Well, Jesus said nothing about such selfish foolishness. He demanded the complete surrender of self and crucifixion of all desires; otherwise we cannot claim to be his follower. The third demand makes the same claims. If we are not going to give up everything for him, then we cannot be his disciple.

It is that simple. And again, this is not so much about just dumping every material good that you have. The rest of Scripture makes it clear that we are to provide for others, and especially for those of our own household. Material possessions can and should be used for Christ and his Kingdom.

But what Jesus is demanding here is the complete surrender of all that we have, including all our desires, our wants and our rights. We must be willing to give up everything. And this is far more than just stuff. It can also be our selfish desires. Indeed, some of these desires can be good in themselves, but we may be clinging on to them too tightly.

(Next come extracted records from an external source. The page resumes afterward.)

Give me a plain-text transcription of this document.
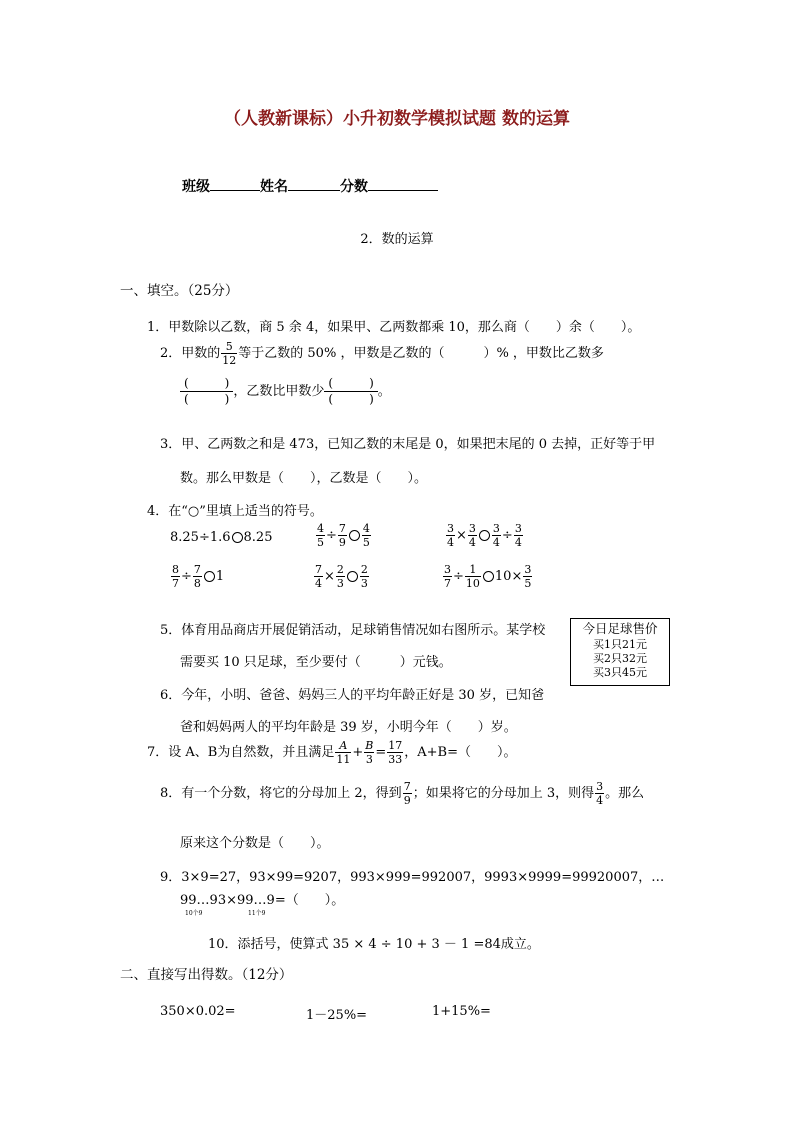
（人教新课标）小升初数学模拟试题 数的运算
班级	姓名	分数
2．数的运算
一、填空。（25分）
1．甲数除以乙数，商 5 余 4，如果甲、乙两数都乘 10，那么商（　　）余（　　）。
2．甲数的 $\frac{5}{12}$ 等于乙数的 50% ，甲数是乙数的（　　　）% ，甲数比乙数多
$\frac{( )}{( )}$，乙数比甲数少 $\frac{( )}{( )}$。
3．甲、乙两数之和是 473，已知乙数的末尾是 0，如果把末尾的 0 去掉，正好等于甲
数。那么甲数是（　　），乙数是（　　）。
4．在“○”里填上适当的符号。
8.25÷1.6 8.25	$\frac{4}{5} \div \frac{7}{9} \frac{4}{5}$	$\frac{3}{4} \times \frac{3}{4} \frac{3}{4} \div \frac{3}{4}$
$\frac{8}{7} \div \frac{7}{8} 1$	$\frac{7}{4} \times \frac{2}{3} \frac{2}{3}$	$\frac{3}{7} \div \frac{1}{10} 10\times \frac{3}{5}$
5．体育用品商店开展促销活动，足球销售情况如右图所示。某学校
需要买 10 只足球，至少要付（　　　）元钱。
今日足球售价
买1只21元
买2只32元
买3只45元
6．今年，小明、爸爸、妈妈三人的平均年龄正好是 30 岁，已知爸
爸和妈妈两人的平均年龄是 39 岁，小明今年（　　）岁。
7．设 A、B为自然数，并且满足 $\frac{A}{11} + \frac{B}{3} = \frac{17}{33}$ ，A+B=（　　）。
8．有一个分数，将它的分母加上 2，得到 $\frac{7}{9}$ ；如果将它的分母加上 3，则得 $\frac{3}{4}$ 。那么
原来这个分数是（　　）。
9．3×9=27，93×99=9207，993×999=992007，9993×9999=99920007，…
99…93×99…9=（　　）。
10个9	11个9
10．添括号，使算式 35 × 4 ÷ 10 + 3 － 1 =84成立。
二、直接写出得数。（12分）
350×0.02=	1－25%=	1+15%=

So getting back to his first demand, we may have to let go of our desire to have a family, or to get married, or to have children. We may have to abandon our desire to live somewhere, or have a certain job, or use a certain talent or gifting.

We will have to be willing to give up anything and everything for him. That is because anything we cling to and desire too greatly becomes an idol which stands between us and God. These are the conditions of being his disciple. It is radical stuff, but discipleship is a radical calling.

Yet we read a passage like this – perhaps for the hundredth time – and it comes in one ear and out the other. It has lost its radical effect on us. We read the chapter, close our Bibles, and go on living just as we always have, with all our possessions, material goods, greed, consumerism, selfishness, and focus on Number One.

We all need to let these words hit us afresh. What is it that we are clinging to that is preventing us from really following Jesus? What are the gods and idols in our life which are separating us from Jesus? What are our desires and wants which keep us from being all we are meant to be in Christ?

The call to discipleship is really all about priorities. Just what are the real priorities in our life? What do we spend most of our time on? What do we think about the most? Desire the most? Crave the most? Talk about the most? If you honestly answer these questions, you will quickly discover what your real priorities are, and if you really are a disciple of Jesus Christ.